1 Épidémiologie[modifier | w]

L'incidence annuelle estimée de l'infarctus du myocarde (IM) aux États-Unis est de 550 000 nouveaux et 200 000 récurrents[3]. En 2013, 116 793 personnes aux États-Unis ont subi un IM mortel, dont 57% chez les hommes et 43% chez les femmes[3].  L'âge moyen d'incidence d'un premier IM est de 65,1 ans pour les hommes et de 72 ans pour les femmes[3]. Environ 38% des patients qui se présentent à l'hôpital avec un syndrome coronarien aigu présentent un infarctus du myocarde avec élévation du segment ST[3].

2 Étiologie[modifier | w]

Un infarctus du myocarde avec élévation du segment ST se produit par occlusion d'une ou plusieurs des artères coronaires qui alimentent le cœur en sang. La cause de cette interruption brutale du flux sanguin est généralement la rupture de la plaque, l'érosion ou la dissection d'une artère cardiaque qui se traduit par un thrombus obstruant.[4]

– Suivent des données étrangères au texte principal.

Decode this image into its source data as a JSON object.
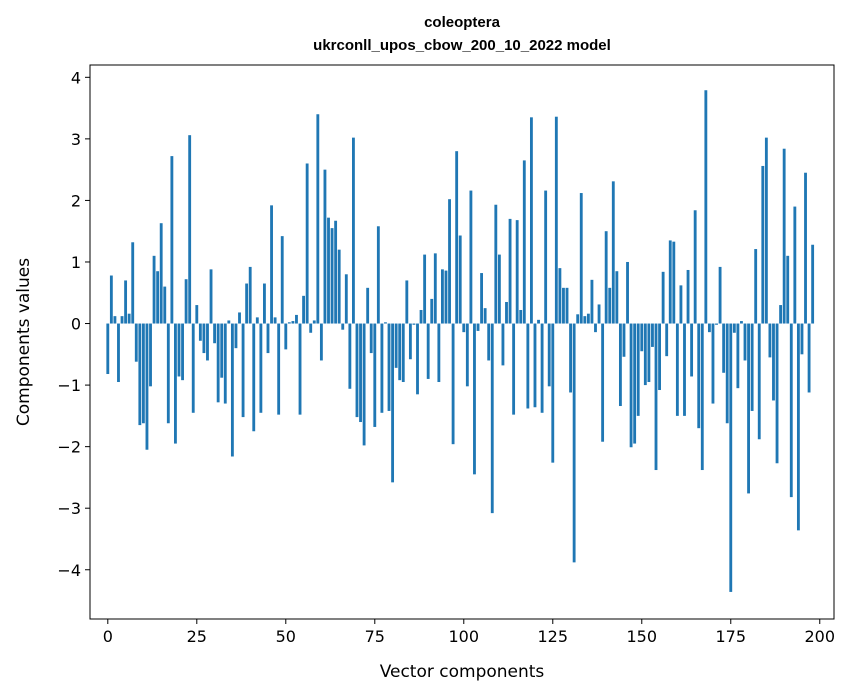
{
  "chart_data": {
    "type": "bar",
    "title": "coleoptera",
    "subtitle": "ukrconll_upos_cbow_200_10_2022 model",
    "xlabel": "Vector components",
    "ylabel": "Components values",
    "xlim": [
      -5,
      204
    ],
    "ylim": [
      -4.8,
      4.2
    ],
    "xticks": [
      0,
      25,
      50,
      75,
      100,
      125,
      150,
      175,
      200
    ],
    "yticks": [
      -4,
      -3,
      -2,
      -1,
      0,
      1,
      2,
      3,
      4
    ],
    "bar_color": "#1f77b4",
    "values": [
      -0.82,
      0.78,
      0.12,
      -0.95,
      0.12,
      0.7,
      0.16,
      1.32,
      -0.62,
      -1.65,
      -1.62,
      -2.05,
      -1.02,
      1.1,
      0.85,
      1.63,
      0.6,
      -1.62,
      2.72,
      -1.95,
      -0.86,
      -0.92,
      0.72,
      3.06,
      -1.45,
      0.3,
      -0.28,
      -0.48,
      -0.6,
      0.88,
      -0.32,
      -1.28,
      -0.88,
      -1.3,
      0.05,
      -2.16,
      -0.4,
      0.18,
      -1.52,
      0.65,
      0.92,
      -1.75,
      0.1,
      -1.45,
      0.65,
      -0.48,
      1.92,
      0.1,
      -1.48,
      1.42,
      -0.42,
      0.02,
      0.04,
      0.14,
      -1.48,
      0.45,
      2.6,
      -0.15,
      0.05,
      3.4,
      -0.6,
      2.5,
      1.72,
      1.55,
      1.67,
      1.2,
      -0.1,
      0.8,
      -1.06,
      3.02,
      -1.52,
      -1.6,
      -1.98,
      0.58,
      -0.48,
      -1.68,
      1.58,
      -1.45,
      0.02,
      -1.42,
      -2.58,
      -0.72,
      -0.92,
      -0.95,
      0.7,
      -0.58,
      -0.02,
      -1.15,
      0.22,
      1.12,
      -0.9,
      0.4,
      1.14,
      -0.95,
      0.88,
      0.86,
      2.02,
      -1.96,
      2.8,
      1.43,
      -0.14,
      -1.02,
      2.16,
      -2.45,
      -0.12,
      0.82,
      0.25,
      -0.6,
      -3.08,
      1.93,
      1.12,
      -0.68,
      0.35,
      1.7,
      -1.48,
      1.68,
      0.22,
      2.65,
      -1.38,
      3.35,
      -1.36,
      0.06,
      -1.45,
      2.16,
      -1.02,
      -2.26,
      3.36,
      0.9,
      0.58,
      0.58,
      -1.12,
      -3.88,
      0.15,
      2.12,
      0.12,
      0.16,
      0.71,
      -0.14,
      0.31,
      -1.92,
      1.5,
      0.58,
      2.31,
      0.85,
      -1.34,
      -0.54,
      1.0,
      -2.01,
      -1.95,
      -1.5,
      -0.45,
      -1.0,
      -0.95,
      -0.38,
      -2.38,
      -1.08,
      0.84,
      -0.53,
      1.35,
      1.33,
      -1.5,
      0.62,
      -1.5,
      0.87,
      -0.86,
      1.84,
      -1.7,
      -2.38,
      3.79,
      -0.14,
      -1.3,
      -0.02,
      0.92,
      -0.8,
      -1.62,
      -4.36,
      -0.15,
      -1.05,
      0.04,
      -0.6,
      -2.76,
      -1.42,
      1.21,
      -1.88,
      2.56,
      3.02,
      -0.55,
      -1.25,
      -2.27,
      0.3,
      2.84,
      1.1,
      -2.82,
      1.9,
      -3.36,
      -0.5,
      2.45,
      -1.12,
      1.28
    ]
  }
}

3 Physiopathologie[modifier | w]

Pour qu'un événement coronarien thrombotique provoque une élévation du segment ST sur un ECG de surface, il doit y avoir une occlusion complète et persistante du flux sanguin. L'occlusion de l'artère coronaire dans les modèles animaux montre un « front d'onde » de lésions myocardiques qui se propage du myocarde sous-endocardique au myocarde sous-épicardique, entraînant un infarctus transmural qui apparaît comme une élévation de la ST sur l'ECG[5][Référence à actualiser].  Les dommages myocardiques surviennent dès que le flux sanguin est interrompu, ce qui rend une prise en charge rapide nécessaire. [4]

4 Présentation clinique[modifier | w]

Avant d'effectuer un ECG et de collecter les troponines, l'histoire et la physique fournissent les seuls indices qui conduisent à un diagnostic d'infarctus du myocarde. L'évaluation initiale devrait comprendre un examen physique ciblé et un bref historique. Les patients doivent être interrogés sur les caractéristiques de la douleur et des symptômes associés, les facteurs de risque ou les antécédents de maladie cardiovasculaire et la consommation récente de drogues[6].  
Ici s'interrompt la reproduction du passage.